Biologic agents are effective in treating moderate to severe plaque psoriasis, but awareness of associated neurological adverse effects, though rare, is important to consider. Physicians need to be able to counsel patients concerning these risks and promote informed decision-making prior to initiating biologics. Patients with a personal or strong family history of demyelinating disease should be considered for alternative treatment options before initiating anti–TNF-α therapy. Since the withdrawal of efalizumab, no new cases of PML have been reported in patients who were previously on a long-term course. Dermatologists should be vigilant in detecting signs of neurological complications so that an expedited evaluation and neurology referral may prevent progression of disease.
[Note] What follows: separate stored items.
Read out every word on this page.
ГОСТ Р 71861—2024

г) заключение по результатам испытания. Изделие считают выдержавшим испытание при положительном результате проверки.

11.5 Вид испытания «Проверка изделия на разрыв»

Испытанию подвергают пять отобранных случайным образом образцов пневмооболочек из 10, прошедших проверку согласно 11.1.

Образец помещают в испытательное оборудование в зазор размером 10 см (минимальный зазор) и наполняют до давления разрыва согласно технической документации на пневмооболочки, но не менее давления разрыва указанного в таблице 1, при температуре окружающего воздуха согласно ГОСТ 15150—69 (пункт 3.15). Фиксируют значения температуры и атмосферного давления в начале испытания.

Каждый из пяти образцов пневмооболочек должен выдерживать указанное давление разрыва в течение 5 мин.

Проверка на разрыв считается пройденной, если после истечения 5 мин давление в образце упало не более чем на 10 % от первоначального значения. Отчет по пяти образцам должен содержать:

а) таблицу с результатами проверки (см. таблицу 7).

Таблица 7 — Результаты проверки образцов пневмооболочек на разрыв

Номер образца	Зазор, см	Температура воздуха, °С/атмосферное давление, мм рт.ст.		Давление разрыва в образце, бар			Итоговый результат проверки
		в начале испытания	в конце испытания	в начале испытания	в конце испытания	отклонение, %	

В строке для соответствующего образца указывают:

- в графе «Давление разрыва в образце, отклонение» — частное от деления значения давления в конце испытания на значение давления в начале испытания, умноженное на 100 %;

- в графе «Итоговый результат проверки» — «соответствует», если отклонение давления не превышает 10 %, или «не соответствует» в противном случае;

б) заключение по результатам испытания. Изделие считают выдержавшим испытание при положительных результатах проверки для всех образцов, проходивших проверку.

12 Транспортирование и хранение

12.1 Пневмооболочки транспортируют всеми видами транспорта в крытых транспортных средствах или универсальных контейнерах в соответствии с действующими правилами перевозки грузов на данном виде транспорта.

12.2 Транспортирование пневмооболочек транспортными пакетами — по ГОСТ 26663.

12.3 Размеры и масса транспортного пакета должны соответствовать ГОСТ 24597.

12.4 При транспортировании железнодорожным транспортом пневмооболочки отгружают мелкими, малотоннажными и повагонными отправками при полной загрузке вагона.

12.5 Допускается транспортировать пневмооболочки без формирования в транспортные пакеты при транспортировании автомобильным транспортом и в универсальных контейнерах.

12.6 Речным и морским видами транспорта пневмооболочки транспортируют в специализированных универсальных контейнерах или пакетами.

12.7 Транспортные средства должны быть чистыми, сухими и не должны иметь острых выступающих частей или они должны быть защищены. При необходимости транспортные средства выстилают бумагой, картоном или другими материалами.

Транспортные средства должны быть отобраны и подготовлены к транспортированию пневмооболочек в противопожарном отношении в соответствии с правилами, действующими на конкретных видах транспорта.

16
Biologic agents have provided patients with moderate to severe psoriasis with treatment alternatives that have improved systemic safety profiles and disease control¹; however, case reports of associated neurologic complications have been emerging. Tumor necrosis factor α (TNF-α) inhibitors have been associated with central and peripheral demyelinating disorders. Notably, efalizumab was withdrawn from the market for its association with fatal cases of progressive multifocal leukoencephalopathy (PML).^2,3 It is imperative for dermatologists to be familiar with the clinical presentation, evaluation, and diagnostic criteria of neurologic complications of biologic agents used in the treatment of psoriasis.

Leukoencephalopathy

Progressive multifocal leukoencephalopathy is a fatal demyelinating neurodegenerative disease caused by reactivation of the ubiquitous John Cunningham virus. Primary asymptomatic infection is thought to occur during childhood, then the virus remains latent. Reactivation usually occurs during severe immunosuppression and is classically described in human immunodeficiency virus infection, lymphoproliferative disorders, and other forms of cancer.⁴ A summary of PML and its association with biologics is found in Table 1.^5-13 Few case reports of TNF-α inhibitor–associated PML exist, mostly in the presence of confounding factors such as immunosuppression or underlying autoimmune disease.^10-13 Presenting symptoms of PML often are subacute, rapidly progressive, and can be focal or multifocal and include motor, cognitive, and visual deficits. Of note, there are 2 reported cases of ustekinumab associated with reversible posterior leukoencephalopathy syndrome, which is a hypertensive encephalopathy characterized by headache, altered mental status, vision abnormalities, and seizures.^14,15 Fortunately, this disease is reversible with blood pressure control and removal of the immunosuppressive agent.¹⁶

Demyelinating Disorders

Clinical presentation of demyelinating events associated with biologic agents are varied but include optic neuritis, multiple sclerosis, transverse myelitis, and Guillain-Barré syndrome, among others.^17-28 These demyelinating disorders with their salient features and associated biologics are summarized in Table 2.^17-20,22-28 Patients on biologic agents, especially TNF-α inhibitors, with new-onset visual, motor, or sensory changes warrant closer inspection. Currently, there are no data on any neurologic side effects occurring with the new biologic secukinumab.²⁹

Conclusion

Biologic agents are effective in treating moderate to severe plaque psoriasis, but awareness of associated neurological adverse effects, though rare, is important to consider. Physicians need to be able to counsel patients concerning these risks and promote informed decision-making prior to initiating biologics. Patients with a personal or strong family history of demyelinating disease should be considered for alternative treatment options before initiating anti–TNF-α therapy. Since the withdrawal of efalizumab, no new cases of PML have been reported in patients who were previously on a long-term course. Dermatologists should be vigilant in detecting signs of neurological complications so that an expedited evaluation and neurology referral may prevent progression of disease.